Présentation

Notre commune

D’une superficie de 2500 ha et d’une altitude de 150m, Cerisiers, chef-lieu de canton, est situé aux portes de la Forêt d’ Othe, dans un vallon rejoignant la Vanne.

Les habitants de Cerisiers sont appelés : Cerisiquois, Cerisiquoises.

La commune est composée d’un coeur de village et de 18 hameaux :

  • Les Pillus
  • Les Thôrets
  • Le Marchais Rallu
  • Les Gagneux
  • Le Saussois
  • Les Marquets
  • La Longueraie
  • Le Fays
  • La Borde
  • Les Chapelles
  • Les Réthôrets
  • Le Pommerat
  • Les Massons
  • Les Crèverats
  • La Montagne
  • Les Talvats
  • Violot
  • Les Chandeliers.

La population, au dernier recensement était de : 1021 habitants.

En plus d’une offre de services , commerciale et associative complète, Cerisiers bénéficie d’un stade et d’un gymnase, ce dernier ayant été financé par le Conseil Général ; d’une salle des fêtes, d’une médiathèque.

Histoire

Le bourg de Cerisiers est ancien et parait avoir été une place importante sur la voie romaine conduisant d’ Avrolles à Sens. Selon les étymologistes, Cerisiers viendrait de “Caesaris iter” : Chemin de César.

Les Templiers, établis en Commanderie à Cerisiers édifièrent la première partie de l’église, la petite nef. L’église est dédiée à Saint Jean-Baptiste.

Après le 13 octobre 1307, la Commanderie passe aux mains des Hospitaliers.

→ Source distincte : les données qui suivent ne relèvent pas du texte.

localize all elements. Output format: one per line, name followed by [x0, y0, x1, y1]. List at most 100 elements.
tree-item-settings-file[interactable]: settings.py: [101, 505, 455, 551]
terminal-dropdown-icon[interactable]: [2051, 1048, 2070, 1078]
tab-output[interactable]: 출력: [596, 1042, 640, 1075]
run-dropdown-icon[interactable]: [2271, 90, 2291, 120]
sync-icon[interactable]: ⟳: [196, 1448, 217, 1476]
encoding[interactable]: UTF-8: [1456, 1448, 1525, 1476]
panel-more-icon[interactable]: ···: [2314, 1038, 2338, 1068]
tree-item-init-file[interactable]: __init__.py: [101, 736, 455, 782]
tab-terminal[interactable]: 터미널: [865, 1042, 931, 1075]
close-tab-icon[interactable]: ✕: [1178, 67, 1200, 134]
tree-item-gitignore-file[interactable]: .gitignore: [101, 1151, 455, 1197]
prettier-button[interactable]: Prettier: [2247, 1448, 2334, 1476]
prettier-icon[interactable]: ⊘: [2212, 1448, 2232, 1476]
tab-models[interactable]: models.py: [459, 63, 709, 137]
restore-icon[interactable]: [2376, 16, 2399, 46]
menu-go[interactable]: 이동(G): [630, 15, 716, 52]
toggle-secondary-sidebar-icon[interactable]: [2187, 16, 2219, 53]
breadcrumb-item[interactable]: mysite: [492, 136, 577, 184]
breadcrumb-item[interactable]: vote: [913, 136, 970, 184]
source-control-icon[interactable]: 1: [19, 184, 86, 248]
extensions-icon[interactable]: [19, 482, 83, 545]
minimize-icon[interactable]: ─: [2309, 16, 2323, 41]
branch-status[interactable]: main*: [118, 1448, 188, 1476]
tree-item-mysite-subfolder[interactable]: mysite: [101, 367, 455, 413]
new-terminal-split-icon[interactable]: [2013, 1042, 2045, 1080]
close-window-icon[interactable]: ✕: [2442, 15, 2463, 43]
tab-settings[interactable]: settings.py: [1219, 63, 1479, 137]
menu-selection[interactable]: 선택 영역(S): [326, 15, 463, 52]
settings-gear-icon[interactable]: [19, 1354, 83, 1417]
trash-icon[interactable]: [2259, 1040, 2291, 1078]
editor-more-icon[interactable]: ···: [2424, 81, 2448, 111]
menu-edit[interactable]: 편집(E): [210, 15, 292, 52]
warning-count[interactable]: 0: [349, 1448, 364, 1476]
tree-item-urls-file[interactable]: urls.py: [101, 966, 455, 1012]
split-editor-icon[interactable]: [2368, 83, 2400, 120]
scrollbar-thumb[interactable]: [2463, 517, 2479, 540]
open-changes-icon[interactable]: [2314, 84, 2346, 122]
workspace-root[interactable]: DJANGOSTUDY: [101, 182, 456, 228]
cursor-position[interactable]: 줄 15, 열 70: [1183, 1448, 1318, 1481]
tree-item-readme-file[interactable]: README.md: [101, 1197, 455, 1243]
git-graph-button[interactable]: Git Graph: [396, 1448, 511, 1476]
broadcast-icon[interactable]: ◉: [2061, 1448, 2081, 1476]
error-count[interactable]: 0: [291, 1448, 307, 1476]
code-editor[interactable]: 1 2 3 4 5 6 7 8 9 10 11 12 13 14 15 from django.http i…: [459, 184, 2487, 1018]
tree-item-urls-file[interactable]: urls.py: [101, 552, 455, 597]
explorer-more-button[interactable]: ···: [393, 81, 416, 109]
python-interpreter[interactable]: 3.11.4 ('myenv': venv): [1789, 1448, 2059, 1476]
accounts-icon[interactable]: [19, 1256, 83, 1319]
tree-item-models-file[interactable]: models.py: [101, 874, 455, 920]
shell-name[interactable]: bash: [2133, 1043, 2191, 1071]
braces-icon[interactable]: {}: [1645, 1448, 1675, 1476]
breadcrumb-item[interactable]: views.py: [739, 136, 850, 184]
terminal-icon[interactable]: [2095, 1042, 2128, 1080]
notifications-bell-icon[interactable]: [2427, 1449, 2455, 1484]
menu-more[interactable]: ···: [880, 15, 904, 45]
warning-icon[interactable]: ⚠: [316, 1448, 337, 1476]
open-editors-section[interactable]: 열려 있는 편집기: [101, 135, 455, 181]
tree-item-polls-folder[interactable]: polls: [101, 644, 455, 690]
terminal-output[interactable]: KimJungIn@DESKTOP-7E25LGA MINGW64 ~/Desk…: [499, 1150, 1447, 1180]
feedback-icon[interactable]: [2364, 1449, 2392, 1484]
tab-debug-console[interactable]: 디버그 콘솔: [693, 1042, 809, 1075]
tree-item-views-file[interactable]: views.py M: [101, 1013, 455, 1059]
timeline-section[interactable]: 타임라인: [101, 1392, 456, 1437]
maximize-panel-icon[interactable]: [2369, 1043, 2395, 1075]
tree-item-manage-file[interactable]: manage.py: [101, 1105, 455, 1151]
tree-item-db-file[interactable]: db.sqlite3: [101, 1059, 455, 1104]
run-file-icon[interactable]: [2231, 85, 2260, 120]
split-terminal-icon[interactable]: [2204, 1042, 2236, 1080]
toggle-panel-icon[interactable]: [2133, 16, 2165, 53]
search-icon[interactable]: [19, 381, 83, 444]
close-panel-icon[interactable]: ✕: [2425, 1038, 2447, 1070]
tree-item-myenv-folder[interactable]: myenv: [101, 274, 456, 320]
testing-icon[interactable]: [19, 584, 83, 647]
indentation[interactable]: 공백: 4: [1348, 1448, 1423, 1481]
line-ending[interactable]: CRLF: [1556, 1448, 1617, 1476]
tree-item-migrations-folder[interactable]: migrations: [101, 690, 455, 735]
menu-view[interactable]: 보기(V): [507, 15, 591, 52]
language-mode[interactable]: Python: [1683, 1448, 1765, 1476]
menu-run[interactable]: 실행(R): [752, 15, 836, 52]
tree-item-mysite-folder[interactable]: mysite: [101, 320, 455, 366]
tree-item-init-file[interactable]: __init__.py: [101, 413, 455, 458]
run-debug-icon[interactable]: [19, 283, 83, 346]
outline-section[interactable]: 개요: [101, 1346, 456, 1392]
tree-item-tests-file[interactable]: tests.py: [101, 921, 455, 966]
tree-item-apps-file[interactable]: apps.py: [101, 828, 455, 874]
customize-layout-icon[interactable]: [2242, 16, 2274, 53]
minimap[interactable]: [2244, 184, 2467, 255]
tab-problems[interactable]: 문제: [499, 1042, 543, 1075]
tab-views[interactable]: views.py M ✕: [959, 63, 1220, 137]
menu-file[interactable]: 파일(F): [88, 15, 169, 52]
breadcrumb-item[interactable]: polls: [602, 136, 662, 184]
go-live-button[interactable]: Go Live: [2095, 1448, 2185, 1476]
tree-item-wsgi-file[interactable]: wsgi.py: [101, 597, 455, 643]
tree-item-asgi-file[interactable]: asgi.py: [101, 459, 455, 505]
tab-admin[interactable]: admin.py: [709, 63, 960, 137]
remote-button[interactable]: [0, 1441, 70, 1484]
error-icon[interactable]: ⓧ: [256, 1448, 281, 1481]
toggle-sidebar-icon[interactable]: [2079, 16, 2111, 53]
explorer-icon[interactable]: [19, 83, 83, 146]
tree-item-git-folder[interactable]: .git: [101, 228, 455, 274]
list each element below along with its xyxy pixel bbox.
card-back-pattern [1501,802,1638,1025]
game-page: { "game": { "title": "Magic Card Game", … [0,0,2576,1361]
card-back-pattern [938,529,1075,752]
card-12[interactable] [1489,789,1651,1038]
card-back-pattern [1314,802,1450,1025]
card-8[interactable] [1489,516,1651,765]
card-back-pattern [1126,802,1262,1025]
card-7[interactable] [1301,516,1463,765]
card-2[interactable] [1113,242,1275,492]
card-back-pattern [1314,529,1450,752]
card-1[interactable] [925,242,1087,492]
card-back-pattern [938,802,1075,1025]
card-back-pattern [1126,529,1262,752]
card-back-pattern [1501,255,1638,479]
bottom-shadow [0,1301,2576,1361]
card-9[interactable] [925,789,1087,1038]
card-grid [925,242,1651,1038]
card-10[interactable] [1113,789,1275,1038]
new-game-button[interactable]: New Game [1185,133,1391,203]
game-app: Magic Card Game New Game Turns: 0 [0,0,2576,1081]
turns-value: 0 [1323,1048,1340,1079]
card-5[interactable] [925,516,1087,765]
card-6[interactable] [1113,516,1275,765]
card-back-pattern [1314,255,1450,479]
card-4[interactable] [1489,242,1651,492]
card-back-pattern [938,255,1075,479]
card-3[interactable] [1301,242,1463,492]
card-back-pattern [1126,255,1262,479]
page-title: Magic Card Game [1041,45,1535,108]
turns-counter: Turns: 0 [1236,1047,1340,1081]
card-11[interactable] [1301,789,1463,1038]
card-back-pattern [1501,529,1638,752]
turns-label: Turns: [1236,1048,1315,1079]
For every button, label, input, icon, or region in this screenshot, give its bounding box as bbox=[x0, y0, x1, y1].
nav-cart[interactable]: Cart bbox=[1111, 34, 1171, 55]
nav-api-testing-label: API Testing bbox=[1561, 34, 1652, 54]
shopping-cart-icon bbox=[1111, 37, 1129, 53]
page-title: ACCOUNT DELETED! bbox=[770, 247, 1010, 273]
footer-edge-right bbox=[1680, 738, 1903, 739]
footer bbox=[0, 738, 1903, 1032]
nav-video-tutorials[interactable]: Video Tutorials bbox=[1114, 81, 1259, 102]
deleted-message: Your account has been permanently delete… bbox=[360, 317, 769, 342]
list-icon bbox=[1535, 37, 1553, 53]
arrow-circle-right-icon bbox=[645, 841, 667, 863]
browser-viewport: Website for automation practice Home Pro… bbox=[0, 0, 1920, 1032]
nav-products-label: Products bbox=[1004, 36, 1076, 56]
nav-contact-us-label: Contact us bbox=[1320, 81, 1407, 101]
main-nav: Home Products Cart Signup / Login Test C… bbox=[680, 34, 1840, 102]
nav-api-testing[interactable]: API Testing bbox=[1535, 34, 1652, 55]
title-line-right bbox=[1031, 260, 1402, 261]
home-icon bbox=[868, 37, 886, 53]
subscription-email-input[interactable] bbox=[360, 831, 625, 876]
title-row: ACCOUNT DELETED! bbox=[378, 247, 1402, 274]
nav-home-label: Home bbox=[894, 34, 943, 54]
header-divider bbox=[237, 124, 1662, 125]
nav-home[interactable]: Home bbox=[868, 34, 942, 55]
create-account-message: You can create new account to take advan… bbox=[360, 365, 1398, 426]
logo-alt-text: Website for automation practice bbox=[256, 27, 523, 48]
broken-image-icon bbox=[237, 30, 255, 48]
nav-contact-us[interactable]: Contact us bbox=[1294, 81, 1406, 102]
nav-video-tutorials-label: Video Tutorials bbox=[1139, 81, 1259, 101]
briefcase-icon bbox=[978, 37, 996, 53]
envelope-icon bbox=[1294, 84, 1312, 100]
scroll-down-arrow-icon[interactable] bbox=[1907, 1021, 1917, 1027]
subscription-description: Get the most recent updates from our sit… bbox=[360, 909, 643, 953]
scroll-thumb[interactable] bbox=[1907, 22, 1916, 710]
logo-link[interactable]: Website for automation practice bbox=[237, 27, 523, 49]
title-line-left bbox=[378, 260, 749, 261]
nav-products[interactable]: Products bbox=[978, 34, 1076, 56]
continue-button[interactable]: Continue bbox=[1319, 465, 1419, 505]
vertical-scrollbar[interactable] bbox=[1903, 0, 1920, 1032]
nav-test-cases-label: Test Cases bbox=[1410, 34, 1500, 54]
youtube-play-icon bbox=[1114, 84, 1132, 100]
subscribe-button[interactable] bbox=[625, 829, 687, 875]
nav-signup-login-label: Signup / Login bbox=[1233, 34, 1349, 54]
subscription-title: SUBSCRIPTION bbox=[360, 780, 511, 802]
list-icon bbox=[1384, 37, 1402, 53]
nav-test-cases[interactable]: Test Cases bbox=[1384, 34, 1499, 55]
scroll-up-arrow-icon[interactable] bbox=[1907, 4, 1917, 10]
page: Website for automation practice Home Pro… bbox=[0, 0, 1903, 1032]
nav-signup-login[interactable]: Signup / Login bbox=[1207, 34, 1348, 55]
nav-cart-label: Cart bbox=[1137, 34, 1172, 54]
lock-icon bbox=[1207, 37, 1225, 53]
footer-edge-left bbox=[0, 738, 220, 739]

En 1538, suite à la requête de Claude d’Ancienville (Commandeur de Launay, alors reliée à Cerisiers), une ordonnance royale autorise les habitants du bourg à clore le village de murs et de fossés. Le mur d’enceinte sera surplombé de 18 tours, dont il ne reste que de faibles vestiges (tour maçonnée vers la rue Haute, traces du mur sur les promenades derrière le presbytère). Ces fortifications seront détruites par la suite et transformées en promenades bordées de tilleuls.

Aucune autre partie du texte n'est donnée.